Da Trieste a Roma, da Genova a Milano, il Paese non si ferma. Draghi (per ora) rifinanzia il sussidio e nel governo è scontro

Ci salviamo dai No Vax ma non dal reddito 5S

A volte governare con piglio e decisione dà i suoi frutti. Specie nel nostro Paese, terra di compromessi e di mediazioni esasperate. Il Premier ha tenuto sul Green pass e il Paese lo ha seguito: le manifestazioni non sono sfociate nelle violenze che i No-Vax avevano minacciato alla vigilia; porti e autostrade non sono stati bloccati; i servizi pubblici hanno funzionato. I sospesi dal lavoro sono stati pochi e, anche l'espediente del darsi malato, il refugium peccatorum di chi voleva evitare la sanzione per non essere in possesso del Green pass, non è stato usato da molti. Secondo Renato Brunetta l'incremento del giorno delle assenze per malattia nel settore pubblico non è andato oltre il 7%.

Ciò conferma che l'Italia ha bisogno di un governo che decida con serena fermezza. Diciamoci la verità. Un bisogno antico che nel Paese si impone periodicamente: Bettino Craxi legò gli anni del suo successo ad un'espressione, «decisionismo»; Silvio Berlusconi ha sempre perorato l'idea, per dirla in breve, che da noi l'istituzione che andrebbe valorizzata è il Governo. Filosofie che Mario Draghi sta applicando quotidianamente a Palazzo Chigi. Del resto mai come ora, dopo una tragedia come il Covid e un Paese che ha un desiderio profondo di risorgere, la richiesta di un esecutivo che decida non ci viene solo dall'Europa come condizione per rispettare gli impegni presi, ma, contemporaneamente, dal desiderio di sicurezza e fiducia che anima l'opinione pubblica.

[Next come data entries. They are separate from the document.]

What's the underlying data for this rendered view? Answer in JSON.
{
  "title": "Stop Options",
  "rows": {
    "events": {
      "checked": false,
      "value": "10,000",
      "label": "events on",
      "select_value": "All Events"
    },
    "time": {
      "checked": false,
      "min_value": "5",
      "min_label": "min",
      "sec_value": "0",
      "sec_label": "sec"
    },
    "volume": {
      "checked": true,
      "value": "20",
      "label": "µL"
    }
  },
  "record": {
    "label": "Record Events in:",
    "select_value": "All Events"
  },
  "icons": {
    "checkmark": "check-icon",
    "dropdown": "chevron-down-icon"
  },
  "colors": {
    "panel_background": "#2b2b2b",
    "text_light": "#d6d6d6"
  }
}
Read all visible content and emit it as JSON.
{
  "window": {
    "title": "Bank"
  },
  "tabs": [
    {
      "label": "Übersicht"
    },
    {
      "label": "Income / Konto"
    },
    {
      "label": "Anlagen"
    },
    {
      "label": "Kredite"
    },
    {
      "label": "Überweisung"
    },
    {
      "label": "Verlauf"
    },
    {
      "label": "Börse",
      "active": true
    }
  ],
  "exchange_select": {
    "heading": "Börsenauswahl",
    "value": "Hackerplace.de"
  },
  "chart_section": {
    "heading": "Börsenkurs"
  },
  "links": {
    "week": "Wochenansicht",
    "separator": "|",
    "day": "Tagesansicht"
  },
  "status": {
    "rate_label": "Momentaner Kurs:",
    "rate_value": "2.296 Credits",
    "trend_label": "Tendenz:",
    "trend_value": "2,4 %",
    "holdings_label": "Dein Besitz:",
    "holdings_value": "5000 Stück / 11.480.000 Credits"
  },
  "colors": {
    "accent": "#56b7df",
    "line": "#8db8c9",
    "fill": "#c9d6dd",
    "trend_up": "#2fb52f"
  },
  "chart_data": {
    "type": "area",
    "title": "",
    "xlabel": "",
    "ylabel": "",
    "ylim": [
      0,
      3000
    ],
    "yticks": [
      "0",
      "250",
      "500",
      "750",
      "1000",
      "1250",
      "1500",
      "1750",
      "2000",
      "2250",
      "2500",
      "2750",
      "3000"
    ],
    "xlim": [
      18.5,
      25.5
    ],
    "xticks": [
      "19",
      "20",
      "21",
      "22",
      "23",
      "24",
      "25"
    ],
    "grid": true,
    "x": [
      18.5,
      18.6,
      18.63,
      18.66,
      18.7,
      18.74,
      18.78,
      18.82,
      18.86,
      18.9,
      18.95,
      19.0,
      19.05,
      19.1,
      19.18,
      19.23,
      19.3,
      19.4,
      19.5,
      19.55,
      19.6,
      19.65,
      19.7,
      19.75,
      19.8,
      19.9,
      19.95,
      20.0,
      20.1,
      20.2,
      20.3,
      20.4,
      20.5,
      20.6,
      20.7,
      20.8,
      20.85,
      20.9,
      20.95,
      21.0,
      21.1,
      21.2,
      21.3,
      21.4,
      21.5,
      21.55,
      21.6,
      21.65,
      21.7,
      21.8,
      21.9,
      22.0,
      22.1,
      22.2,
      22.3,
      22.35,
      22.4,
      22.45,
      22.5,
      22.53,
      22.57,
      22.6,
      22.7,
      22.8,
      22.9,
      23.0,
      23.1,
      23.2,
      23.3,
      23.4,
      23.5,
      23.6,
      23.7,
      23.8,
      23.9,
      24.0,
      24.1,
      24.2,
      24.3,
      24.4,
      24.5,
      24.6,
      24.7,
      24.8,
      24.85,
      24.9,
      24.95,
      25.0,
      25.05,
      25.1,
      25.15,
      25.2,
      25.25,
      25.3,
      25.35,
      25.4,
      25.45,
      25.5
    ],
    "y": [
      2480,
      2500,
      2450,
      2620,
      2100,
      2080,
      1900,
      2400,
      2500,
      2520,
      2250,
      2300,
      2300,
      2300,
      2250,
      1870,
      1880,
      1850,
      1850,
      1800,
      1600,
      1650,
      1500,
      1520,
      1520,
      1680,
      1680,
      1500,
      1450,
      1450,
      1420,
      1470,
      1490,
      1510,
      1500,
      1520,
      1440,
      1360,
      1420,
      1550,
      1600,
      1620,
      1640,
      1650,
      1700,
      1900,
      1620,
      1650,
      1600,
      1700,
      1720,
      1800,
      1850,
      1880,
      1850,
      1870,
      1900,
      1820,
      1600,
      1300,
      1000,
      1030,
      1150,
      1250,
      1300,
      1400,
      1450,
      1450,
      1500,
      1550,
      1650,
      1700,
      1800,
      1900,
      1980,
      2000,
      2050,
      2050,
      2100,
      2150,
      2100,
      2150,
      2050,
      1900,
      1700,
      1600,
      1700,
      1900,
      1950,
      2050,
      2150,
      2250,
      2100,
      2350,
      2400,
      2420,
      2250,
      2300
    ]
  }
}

Questa filosofia, però deve valere per il vaccino, per il green pass, ma non solo. Mai come ora, infatti, all'insegna del pragmatismo e della concretezza bisognerebbe cambiare ciò che il Covid ha reso anacronistico. Tra questi argomenti c'è sicuramente il reddito di cittadinanza, che non ha mai funzionato e ora, o andrebbe spazzato via, o andrebbe profondamente riformato. Si può comprendere la prudenza del Premier che non vuole guai e, quindi, esita a mettere in discussione un istituto che è l'ultima rovina rimasta in piedi del grillismo di governo. Il reddito di cittadinanza non vale una «crisi» ed è umano immaginare che se poi l'ambizione di Draghi fosse davvero quella di andare al Quirinale, perché dovrebbe inimicarsi in Parlamento quel che resta del partito di maggioranza relativa di questa legislatura? È anche vero, però, che rifinanziare il reddito con duecento milioni di euro quando le imprese, secondo il Censis, non trovano 233mila lavoratori di cui hanno bisogno (carenza che costa l'1,2 di Pil, cioè 22 miliardi di euro), stride con il buonsenso. Specie se, dati alla mano, si scopre che ormai lo strumento non serve più a preparare ed offrire mano d'opera, ma si è trasformato, nei fatti, in un sussidio per la povertà.

Ecco perché prima di assegnargli nuove risorse il reddito andrebbe come minimo ripensato. Un obiettivo che il Premier dovrebbe perseguire con lo stesso piglio e lo stesso decisionismo che hanno caratterizzato la sua battaglia per il Green pass.

È pleonastico dirlo, almeno si spera, ma nel Paese dei compromessi non si sa mai.